Though there's no perfect way to measure home affordability, median income and median home prices provide a much better measure of the middle than averages do. So let's look at the price-to-income ratio using those figures. The median sales price in Q4 of 2010, according to NAR's sales figures for existing homes, was $170,600. The Census CPS shows the median income for a household was $49,777 in 2009, the latest data available. Using those two numbers we can easily calculate a price-to-income ratio of 3.43 — more than twice what the WSJ reported. I'm not sure where they got the average family income data from, but using the NAR median price implies the average family income they used was roughly $107,000 — quite high and certainly beyond typical.

Using FHFA price statistics we can see the price-to-income ratio back to 2000 (expressed in dollar-to-dollar terms). The current Realtor ratio I calculated above is marked in red. As you can see, these two home price series compare favorably.

Price to Median Household Income Using: FHFA Home Prices, NAR Home Prices

The other claim that I take issue with is that the price-to-income ratio has not been lower for 35 years. Maybe when you use the price-to-income ratio as they've constructed it, this is true. When you instead use median household income with a long term index from Case-Shiller or the FHFA, the ratios were definitely lower in the late 90s up to 2000 when they began to take off. Today the price-to-income ratio is about 20% higher than 1998. There's no doubt that things are significantly more affordable today than they were 5 years ago. The claim that they are the most affordable in a generation seems to be going too far however.

Price to Median Household Income Index Using: FHFA Home Prices, Case Shiller Home Prices, Core Logic/First American Home Prices

Note: The chart above expresses the ratio as an index set to equal 100 in 2000.

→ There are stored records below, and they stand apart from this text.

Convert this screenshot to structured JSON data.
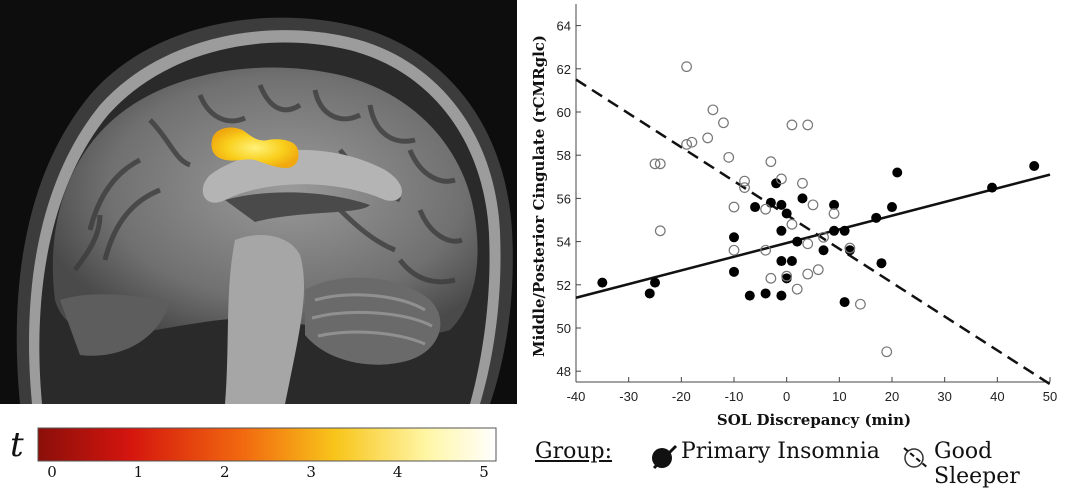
{
  "brain_panel": {
    "label": "sagittal brain slice with highlighted cluster"
  },
  "colorbar": {
    "symbol": "t",
    "ticks": [
      "0",
      "1",
      "2",
      "3",
      "4",
      "5"
    ],
    "range": [
      0,
      5
    ],
    "colors": [
      "#8b0f0a",
      "#d4150e",
      "#f26a0f",
      "#f8c51b",
      "#fff6a6",
      "#ffffff"
    ]
  },
  "legend": {
    "group_label": "Group:",
    "items": [
      {
        "label": "Primary Insomnia",
        "marker": "filled-circle"
      },
      {
        "label": "Good Sleeper",
        "marker": "open-circle"
      }
    ]
  },
  "chart_data": {
    "type": "scatter",
    "xlabel": "SOL Discrepancy (min)",
    "ylabel": "Middle/Posterior Cingulate (rCMRglc)",
    "xlim": [
      -40,
      50
    ],
    "ylim": [
      47.5,
      65
    ],
    "xticks": [
      -40,
      -30,
      -20,
      -10,
      0,
      10,
      20,
      30,
      40,
      50
    ],
    "yticks": [
      48,
      50,
      52,
      54,
      56,
      58,
      60,
      62,
      64
    ],
    "grid": false,
    "series": [
      {
        "name": "Primary Insomnia",
        "marker": "filled",
        "fit_line": {
          "style": "solid",
          "x": [
            -40,
            50
          ],
          "y": [
            51.4,
            57.1
          ]
        },
        "points": [
          [
            -35,
            52.1
          ],
          [
            -26,
            51.6
          ],
          [
            -25,
            52.1
          ],
          [
            -10,
            54.2
          ],
          [
            -10,
            52.6
          ],
          [
            -7,
            51.5
          ],
          [
            -6,
            55.6
          ],
          [
            -4,
            51.6
          ],
          [
            -3,
            55.8
          ],
          [
            -2,
            56.7
          ],
          [
            -1,
            55.7
          ],
          [
            -1,
            54.5
          ],
          [
            -1,
            53.1
          ],
          [
            -1,
            51.5
          ],
          [
            0,
            52.3
          ],
          [
            0,
            55.3
          ],
          [
            1,
            53.1
          ],
          [
            2,
            54
          ],
          [
            3,
            56
          ],
          [
            7,
            53.6
          ],
          [
            9,
            55.7
          ],
          [
            9,
            54.5
          ],
          [
            11,
            51.2
          ],
          [
            11,
            54.5
          ],
          [
            12,
            53.6
          ],
          [
            17,
            55.1
          ],
          [
            18,
            53
          ],
          [
            20,
            55.6
          ],
          [
            21,
            57.2
          ],
          [
            39,
            56.5
          ],
          [
            47,
            57.5
          ]
        ]
      },
      {
        "name": "Good Sleeper",
        "marker": "open",
        "fit_line": {
          "style": "dashed",
          "x": [
            -40,
            50
          ],
          "y": [
            61.5,
            47.4
          ]
        },
        "points": [
          [
            -19,
            62.1
          ],
          [
            -24,
            57.6
          ],
          [
            -25,
            57.6
          ],
          [
            -24,
            54.5
          ],
          [
            -19,
            58.5
          ],
          [
            -18,
            58.6
          ],
          [
            -15,
            58.8
          ],
          [
            -14,
            60.1
          ],
          [
            -12,
            59.5
          ],
          [
            -11,
            57.9
          ],
          [
            -10,
            55.6
          ],
          [
            -10,
            53.6
          ],
          [
            -8,
            56.8
          ],
          [
            -8,
            56.5
          ],
          [
            -4,
            55.5
          ],
          [
            -4,
            53.6
          ],
          [
            -3,
            57.7
          ],
          [
            -3,
            52.3
          ],
          [
            -1,
            56.9
          ],
          [
            0,
            52.4
          ],
          [
            1,
            59.4
          ],
          [
            1,
            54.8
          ],
          [
            2,
            51.8
          ],
          [
            3,
            56.7
          ],
          [
            4,
            59.4
          ],
          [
            4,
            53.9
          ],
          [
            4,
            52.5
          ],
          [
            5,
            55.7
          ],
          [
            6,
            52.7
          ],
          [
            7,
            54.2
          ],
          [
            9,
            55.3
          ],
          [
            12,
            53.7
          ],
          [
            14,
            51.1
          ],
          [
            19,
            48.9
          ]
        ]
      }
    ]
  }
}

The tone of both of these articles reminds me of one of the elements of the bubble that we don't talk about much these days. During the 2003-2005 time period there was a real feeling that you were perhaps witnessing the only opportunity you might ever have to own a home. A lot of people who bought back then were called greedy because they wanted to own an asset that would appreciate at 10-15% annually forever. I've always believed that a huge number of people bought because they asked themselves if they'd ever be able to afford a home in the future if they didn't buy then. With prices appreciating so fast, homes were bound to be out of reach forever sooner or later — or at least that was the logic. The way these articles talk about real estate reminds me of that kind of "get in while you still can" mentality that reigned 10 years ago and supported that anxiety.

In the end I don't dispute the point that homes are considerably more affordable than they have been or that it makes more sense to buy a home you can afford today than it has for some time. Perhaps this all just exposes my preference that affordability analysis not get mixed up with speculative assessments of price direction. But I could easily forgive that if it was just a bit clearer how and why particular data sources were used to provide evidence for these claims. What is very clear to me is that you can't just state a price-to-income ratio (or any affordability ratio for that matter) without also defining a methodology.